BP (BP.L) shares were down almost 3% despite the spike in oil prices due to its stake in Rosneft.

BP shares were trading in the red this morning. Chart: Yahoo Finance UK
BP shares were trading in the red this morning. Chart: Yahoo Finance UK

Shell's (SHEL.L) share price was also down on Monday despite the oil climb, with shares retreating 2%.

Shell's share price is down 2.03% though despite the oil climb. Cart: Yahoo Finance UK
Shell's share price is down 2.03% though despite the oil climb.
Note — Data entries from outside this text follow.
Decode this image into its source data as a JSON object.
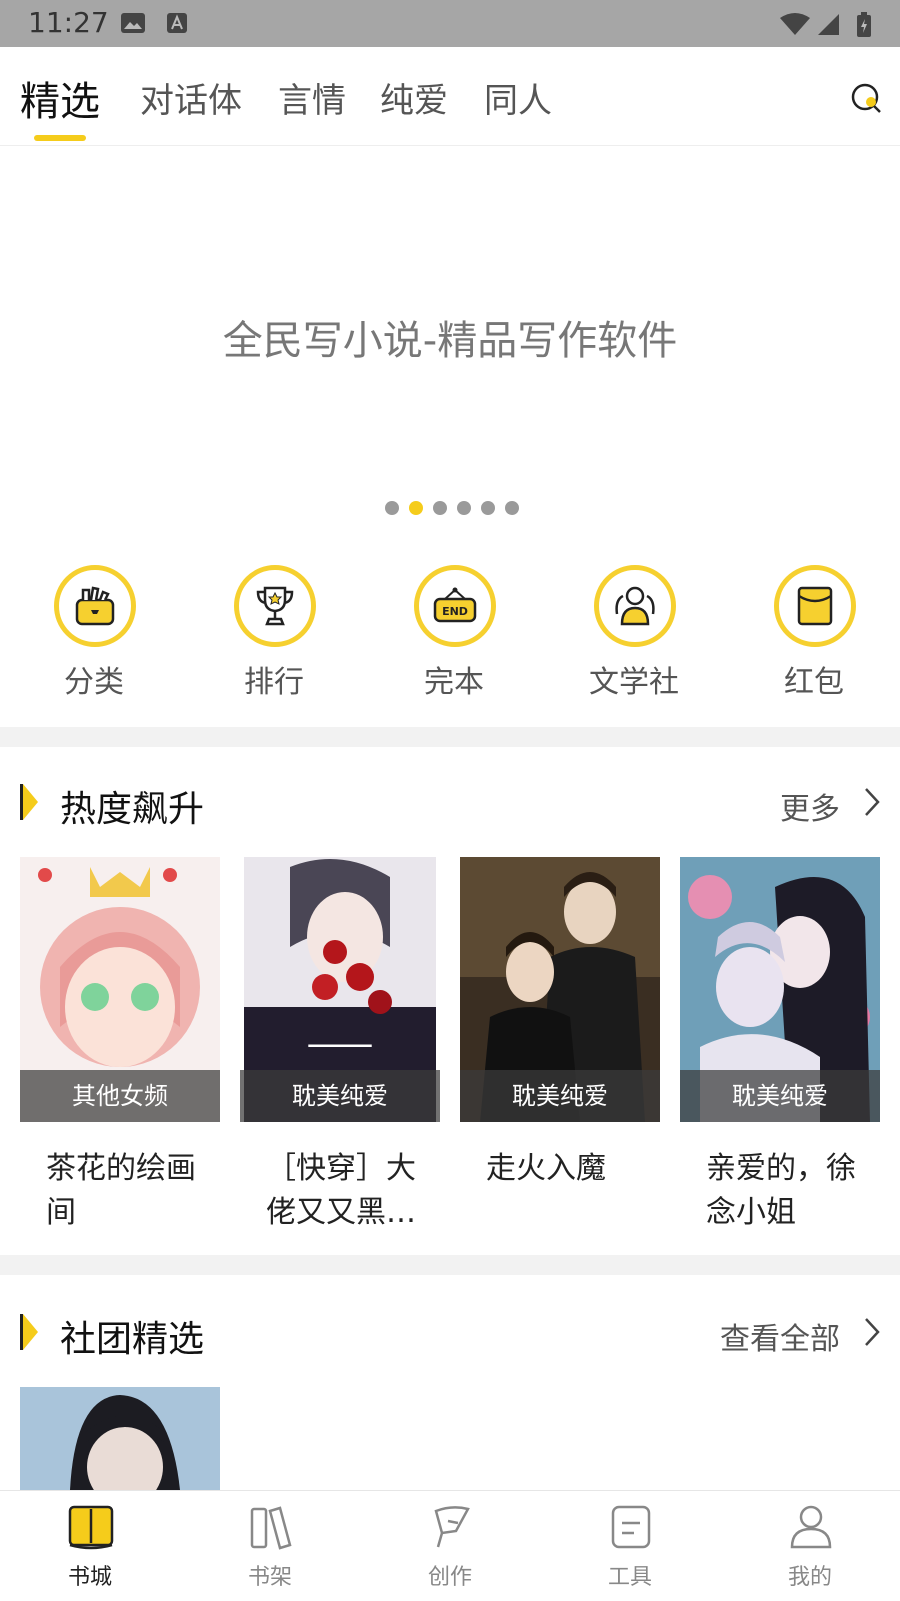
{
  "status_bar": {
    "time": "11:27"
  },
  "tabs": [
    {
      "label": "精选",
      "active": true
    },
    {
      "label": "对话体"
    },
    {
      "label": "言情"
    },
    {
      "label": "纯爱"
    },
    {
      "label": "同人"
    }
  ],
  "banner": {
    "text": "全民写小说-精品写作软件",
    "dot_count": 6,
    "active_dot": 2
  },
  "entries": [
    {
      "label": "分类",
      "icon": "category-bag-icon"
    },
    {
      "label": "排行",
      "icon": "trophy-icon"
    },
    {
      "label": "完本",
      "icon": "end-sign-icon"
    },
    {
      "label": "文学社",
      "icon": "club-people-icon"
    },
    {
      "label": "红包",
      "icon": "red-envelope-icon"
    }
  ],
  "hot_section": {
    "title": "热度飙升",
    "more": "更多",
    "books": [
      {
        "tag": "其他女频",
        "title": "茶花的绘画间"
      },
      {
        "tag": "耽美纯爱",
        "title": "［快穿］大佬又又黑…"
      },
      {
        "tag": "耽美纯爱",
        "title": "走火入魔"
      },
      {
        "tag": "耽美纯爱",
        "title": "亲爱的，徐念小姐"
      }
    ]
  },
  "club_section": {
    "title": "社团精选",
    "more": "查看全部"
  },
  "bottom_nav": [
    {
      "label": "书城",
      "active": true
    },
    {
      "label": "书架"
    },
    {
      "label": "创作"
    },
    {
      "label": "工具"
    },
    {
      "label": "我的"
    }
  ],
  "colors": {
    "accent": "#f5cc1b",
    "status_bar": "#a6a6a6",
    "separator": "#f2f2f2"
  }
}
Cart: Yahoo Finance UK

But the rally might still benefit the oil majors as Howie Lee, an economist at Oversea Chinese Banking, said $100 was “in sight” as a full-blown conflict between Russia and Ukraine may send crude well above that.

“Supply constraints have been the main driver for oil prices going to $100, even with demand staying at current levels,” he added.

Gary Ross, chief executive at Black Gold Investors, said $100 was “justified” based on inventory levels and spare capacity.

Read more: Shell ups share repurchases and dividend as earnings surge

Governments have told their citizens to leave Ukraine and US national security adviser Jake Sullivan warned last week that an invasion could begin "any day now" and would likely start with "a significant barrage of missiles and bomb attacks".

The crisis comes with crude already tight, owing to a pick-up in demand as economies reopen after the coronavirus pandemic.